Let’s calculate the raw scores for a test point.

test_points[4]
[0, -7]
lr.coef_
array([[-0.65125032, 1.05350962], [ 1.35375221, -0.2865025 ], [-0.63316788, -0.7250894 ]])
lr.intercept_ 
array([-5.42541681, 0.21616484, -2.47242662])
test_points[4]@lr.coef_.T + lr.intercept_
array([-12.79998417, 2.22168237, 2.60319915])
lr.classes_
array([0, 1, 2])

Class 1 and 2 seems to have similar scores, which makes sense because the point is close to the border. But it’s in the green region because Class 2 score is the highest.

lr.predict_proba([test_points[4]])
array([[1.50596432e-06, 4.92120500e-01, 5.07877994e-01]])

One Vs. One approach

  • Build a binary model for each pair of classes.

  • 1v2, 1v3, 2v3

  • Trains n * (n-1)/2 binary classifiers

  • Trained on relatively balanced subsets

One Vs. One prediction

  • Apply all of the classifiers on the test example.

  • Count how often each class was predicted.

  • Predict the class with most votes.

Using OVR and OVO as wrappers

  • You can use these strategies as meta-strategies for any binary classifiers.

  • When do we use OneVsRestClassifier and OneVsOneClassifier

  • It’s not that likely for you to need OneVsRestClassifier or OneVsOneClassifier because most of the methods you’ll use will have native multi-class support.

  • However, it’s good to know in case you ever need to extend a binary classifier (perhaps one you’ve implemented on your own).

from sklearn.multiclass import OneVsOneClassifier, OneVsRestClassifier
# Let's examine the time taken by OneVsRestClassifier and OneVsOneClassifier

# generate blobs with fixed random generator
X_multi, y_multi = make_blobs(n_samples=1000, centers=20, random_state=300)

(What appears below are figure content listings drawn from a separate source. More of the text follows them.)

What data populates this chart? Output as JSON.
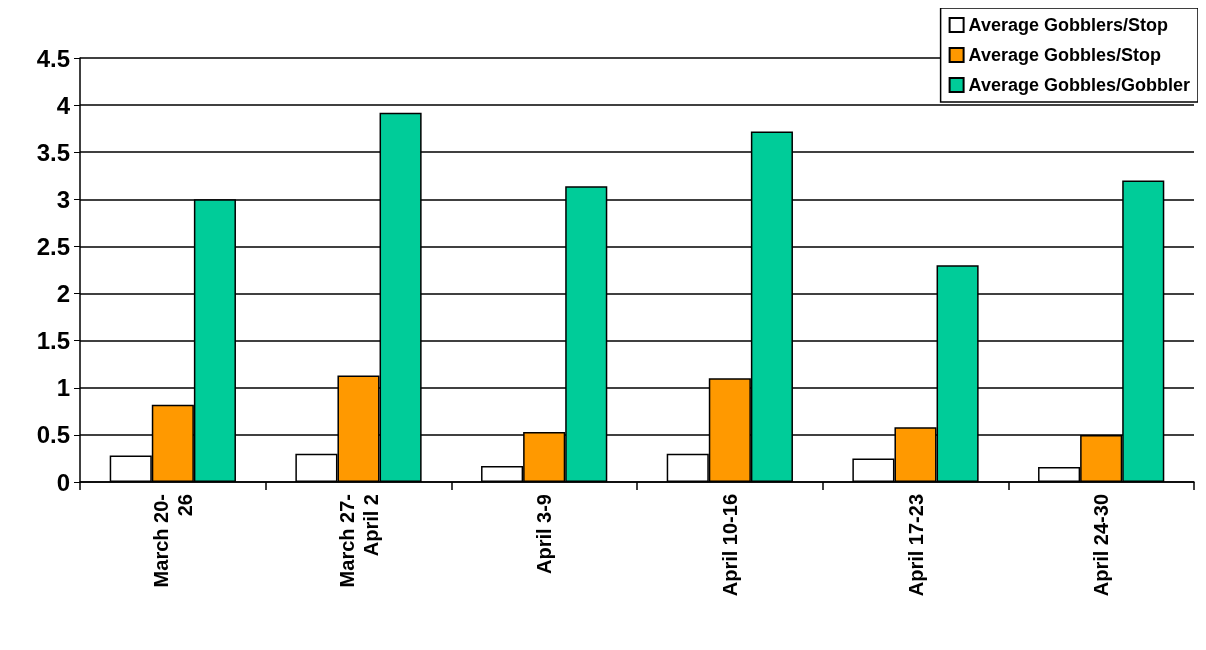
{
  "chart_data": {
    "type": "bar",
    "categories": [
      "March 20-\n26",
      "March 27-\nApril 2",
      "April 3-9",
      "April 10-16",
      "April 17-23",
      "April 24-30"
    ],
    "series": [
      {
        "name": "Average Gobblers/Stop",
        "color": "#ffffff",
        "values": [
          0.28,
          0.3,
          0.17,
          0.3,
          0.25,
          0.16
        ]
      },
      {
        "name": "Average Gobbles/Stop",
        "color": "#ff9900",
        "values": [
          0.82,
          1.13,
          0.53,
          1.1,
          0.58,
          0.5
        ]
      },
      {
        "name": "Average Gobbles/Gobbler",
        "color": "#00cc99",
        "values": [
          3.0,
          3.92,
          3.14,
          3.72,
          2.3,
          3.2
        ]
      }
    ],
    "ylim": [
      0,
      4.5
    ],
    "yticks": [
      0,
      0.5,
      1,
      1.5,
      2,
      2.5,
      3,
      3.5,
      4,
      4.5
    ],
    "grid": "y",
    "legend": "top right"
  }
}
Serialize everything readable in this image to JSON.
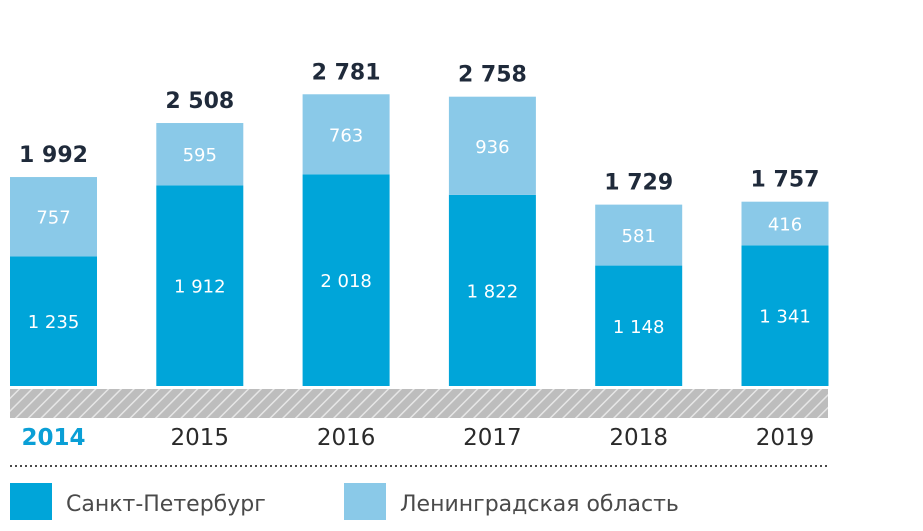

X_train_multi, X_test_multi, y_train_multi, y_test_multi = train_test_split(
    X_multi, y_multi
)

mglearn.discrete_scatter(X_train_multi[:, 0], X_train_multi[:, 1], y_train_multi, s=6);
<Figure size 640x480 with 1 Axes>
model = OneVsOneClassifier(LogisticRegression())
%timeit model.fit(X_train_multi, y_train_multi);
print("With OVO wrapper")
print(model.score(X_train_multi, y_train_multi))
print(model.score(X_test_multi, y_test_multi))
165 ms ± 4.23 ms per loop (mean ± std. dev. of 7 runs, 10 loops each)
With OVO wrapper
0.792
0.78
model = OneVsRestClassifier(LogisticRegression())
%timeit model.fit(X_train_multi, y_train_multi);
print("With OVR wrapper")
print(model.score(X_train_multi, y_train_multi))
print(model.score(X_test_multi, y_test_multi))
24.3 ms ± 810 μs per loop (mean ± std. dev. of 7 runs, 10 loops each)
With OVR wrapper
0.736
0.716
  • As expected OVO takes more time compared to OVR

  • Here you will find summary of how scikit-learn handles multi-class classification for different classifiers.